There’s lots to love about the Rocky II training montage. There’s him training by basically just banging garbage with a hammer at the junkyard, and him carrying a log around South Philly, and a brief interlude in the middle where he cares for his baby. Fine, great, wonderful.
But the montage reached a whole new level of insanity when Dan McQuade of Philly Mag mapped out Rocky’s big run through the streets of Philly and discovered that it checked in at more than 30 miles. Thirty miles! And the best part is that the children running behind him are with him for something like 17 of those miles. If this movie were at all accurate, Apollo would have pulverized a wobbly-legged Rocky in Round 1 and Philadelphia would have been littered with the bodies of children who died of exhaustion on the sidewalk.
It’s probably out-and-out blasphemy to rank this one ahead of the one from the original, but I’m doing it anyway because this one leads with the “hurtin’ bombs” speech, and I love any montage that prominently features the phrase “hurtin’ bombs.”

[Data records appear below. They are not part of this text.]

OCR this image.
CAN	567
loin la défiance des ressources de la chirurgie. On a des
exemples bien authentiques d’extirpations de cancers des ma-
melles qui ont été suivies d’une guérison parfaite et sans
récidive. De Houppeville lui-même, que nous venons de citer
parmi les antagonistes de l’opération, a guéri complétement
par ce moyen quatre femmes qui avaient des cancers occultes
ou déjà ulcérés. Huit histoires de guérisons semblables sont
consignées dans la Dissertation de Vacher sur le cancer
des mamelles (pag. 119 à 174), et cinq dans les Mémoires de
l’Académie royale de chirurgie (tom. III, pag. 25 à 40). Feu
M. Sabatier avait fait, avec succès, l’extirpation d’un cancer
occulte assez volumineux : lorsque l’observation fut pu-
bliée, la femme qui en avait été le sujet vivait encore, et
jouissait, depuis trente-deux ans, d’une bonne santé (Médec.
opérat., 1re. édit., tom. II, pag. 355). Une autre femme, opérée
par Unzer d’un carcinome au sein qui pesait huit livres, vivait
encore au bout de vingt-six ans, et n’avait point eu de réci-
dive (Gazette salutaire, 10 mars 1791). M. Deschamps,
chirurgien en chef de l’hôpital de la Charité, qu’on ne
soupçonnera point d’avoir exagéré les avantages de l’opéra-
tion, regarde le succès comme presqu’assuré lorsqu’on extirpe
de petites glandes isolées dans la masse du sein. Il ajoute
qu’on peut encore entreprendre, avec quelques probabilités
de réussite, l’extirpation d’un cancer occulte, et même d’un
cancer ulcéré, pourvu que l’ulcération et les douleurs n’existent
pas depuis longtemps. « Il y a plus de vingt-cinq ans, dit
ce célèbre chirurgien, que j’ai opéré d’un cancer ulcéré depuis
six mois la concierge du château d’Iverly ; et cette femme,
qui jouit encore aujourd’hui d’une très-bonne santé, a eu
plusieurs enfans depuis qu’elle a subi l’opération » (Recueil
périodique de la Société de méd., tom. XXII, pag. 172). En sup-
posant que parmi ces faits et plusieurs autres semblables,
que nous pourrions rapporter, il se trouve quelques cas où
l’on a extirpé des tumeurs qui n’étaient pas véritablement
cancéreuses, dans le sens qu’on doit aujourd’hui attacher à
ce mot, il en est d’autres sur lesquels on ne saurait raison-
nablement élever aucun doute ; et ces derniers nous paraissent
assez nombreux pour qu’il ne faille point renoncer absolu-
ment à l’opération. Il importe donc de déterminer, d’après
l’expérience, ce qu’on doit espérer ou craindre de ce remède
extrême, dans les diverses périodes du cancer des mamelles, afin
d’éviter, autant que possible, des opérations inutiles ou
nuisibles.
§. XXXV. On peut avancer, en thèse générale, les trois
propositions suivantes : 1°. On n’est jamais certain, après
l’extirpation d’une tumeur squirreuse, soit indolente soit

“You know all there is to know about fighting, so there’s no sense us going down that same old road again. To beat this guy, you need speed. You don’t have it. And your knees can’t take the pounding, so hard running is out. And you got arthritis in your neck. And you’ve got calcium deposits on most of your joints, so sparring is out. So, what we’ll be calling on is good old-fashioned blunt-force trauma. Horsepower. Heavy-duty, cast-iron, pile-driving punches that will have to hurt so much they’ll rattle his ancestors. Every time you hit him with a shot, it’s gotta feel like he tried kissing the express train. Yeah! Let’s start building… some hurtin’ bombs.”
And how does one build hurtin’ bombs, you ask? Well, by jogging with dogs and flinging a keg around. Obviously.
The first training montage in the Rocky franchise — the one that spawned all the others — really isn’t all that great, if we’re being honest with ourselves. It was impressive at the time, surely, what with the drinking raw eggs and running up the art museum steps and whaling away on a slap of beef while guitars wail away in the background, but it all seems so simple in hindsight. I mean, scroll back up and look at the things Rocky went on to do. Mountain climbing in Russia! Beach races in California! Hurtin’ bombs! It’s like going to a car museum and hearing someone explain that one of the models was the first to exceed 50 mph. You’re like, “Yeah, cool, but my used Dodge Neon hit 85 on the way over here.” It’s the nature of evolution.
Nope. Let’s not discuss any of this. Thanks.